落ち目のラジオDJ、起死回生をかけ「いわくつきの森」へゆく
未解決事件や超常現象を扱うラジオ番組「カルラの迷宮事件簿」。パーソナリティーのカルラの冠番組だが、ネタ不足で聴取率が下がり続け、打ち切り寸前だった。起死回生のため話題性のある事件を探す中、「ワープウッズの森」で行方不明者が続出しているという情報を手に入れる。
カルラは、取材をするべくスタッフを連れてワープウッズへと向かうが、深い森の中で道に迷ってしまう。途方に暮れていたところ、一軒家を見つけ助けを乞おうとするが、そこにメリーという女性が現れる。この家で息子と二人で暮らしているというメリーは、カルラたちを温かく迎え入れるが……。
世界中で親しまれる童謡が満を持してホラー映画化
19世紀アメリカの実話に起源を持つ童謡「Mary Had a Little Lamb」(メリーさんのひつじ)。
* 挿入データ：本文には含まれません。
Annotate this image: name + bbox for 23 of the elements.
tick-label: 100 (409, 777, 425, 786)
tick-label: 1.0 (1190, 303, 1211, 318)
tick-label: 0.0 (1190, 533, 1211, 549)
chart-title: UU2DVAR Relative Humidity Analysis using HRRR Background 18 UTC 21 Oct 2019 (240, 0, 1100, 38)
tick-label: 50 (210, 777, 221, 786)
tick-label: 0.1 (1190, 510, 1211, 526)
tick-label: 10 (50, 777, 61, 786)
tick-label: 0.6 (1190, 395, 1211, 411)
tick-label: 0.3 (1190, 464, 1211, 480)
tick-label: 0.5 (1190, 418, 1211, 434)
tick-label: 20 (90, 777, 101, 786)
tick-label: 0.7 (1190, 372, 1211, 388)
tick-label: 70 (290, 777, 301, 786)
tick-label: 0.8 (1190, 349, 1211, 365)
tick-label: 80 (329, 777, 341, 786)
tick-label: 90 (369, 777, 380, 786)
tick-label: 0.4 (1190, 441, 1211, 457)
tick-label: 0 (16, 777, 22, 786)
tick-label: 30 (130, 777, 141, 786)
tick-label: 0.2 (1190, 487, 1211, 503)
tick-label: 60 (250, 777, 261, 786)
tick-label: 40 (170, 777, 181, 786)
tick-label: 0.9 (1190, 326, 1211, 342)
発明家エジソンによって、初めて蓄音機に録音された歌とも云われる。現在も日本をはじめ世界中で親しまれている童謡が、このたび満を持して(?)ホラー映画化された。
本作の原題は『Mary Had a Little Lamb』で、つまり「メリーさんのひつじ」まんまである。1800年代の作品のためパブリックドメイン(著作権切れ)となっており、めでたくホラー化ムーブメントの餌食、もとい白羽の矢が立ったというわけだ。製作陣に、同じく権利切れホラーの大ヒット作『プー あくまのくまさん』を手掛けたリース・フレイク=ウォーターフィールドらが名前を連ねているのも納得である。
空前のサメ映画ブームに始まり、クマにヘビ、ワニ、ナマケモノまで様々な動物ホラー/スリラーが次々と生み出されている現在。『メリーおばさんのひつじ』は童謡モノ×動物モノというフワみの強い要素に、切り株全開・グロさ満点のバイオレンスをぶち込んだ、ある意味では理想的なホラー映画とも言えるだろう。
やっぱり“あの映画”の影響大! 名作ホラーへのオマージュ
本作に登場する、斧を手にした羊頭の怪人(役名は「ラム」)のビジュアルを見れば、その元ネタは明らか。先述の『プー』も同じく、やはり傑作『悪いけ』の設定は世界共通で汎用性が高いのだろう。同作からの引用は最後の最後まで明示され、そしてメリーおばさんと羊男の哀しい(しかしギョッとする)関係性は『13金』を思わせる。
かなりの低予算ながら随所に工夫を凝らした本作の監督を務めたのは、『MEG ザ・モンスターズ2』のアニメーションや『キック・アス』の視覚効果を手掛けてきたジェイソン・アーバー。ミュージックビデオ監督としても引っ張りだこのようだが、長編映画は本作がほぼデビュー作と言っていいだろう。このたびの世界公開によって『プー』よろしく大きな予算を引っ張ってこられれば、今後ホラー監督として化けるかもしれない。
ちなみに童謡「メリーさんのひつじ」を振り返ってみると、その歌詞が本作の基本設定になっているのだと考えられなくもない。しかも日本語訳のほうはかなり投げっ放しな悲しい歌詞なので、本作の「ラム」の悲しい素性とリンクしているような気もしてきて……。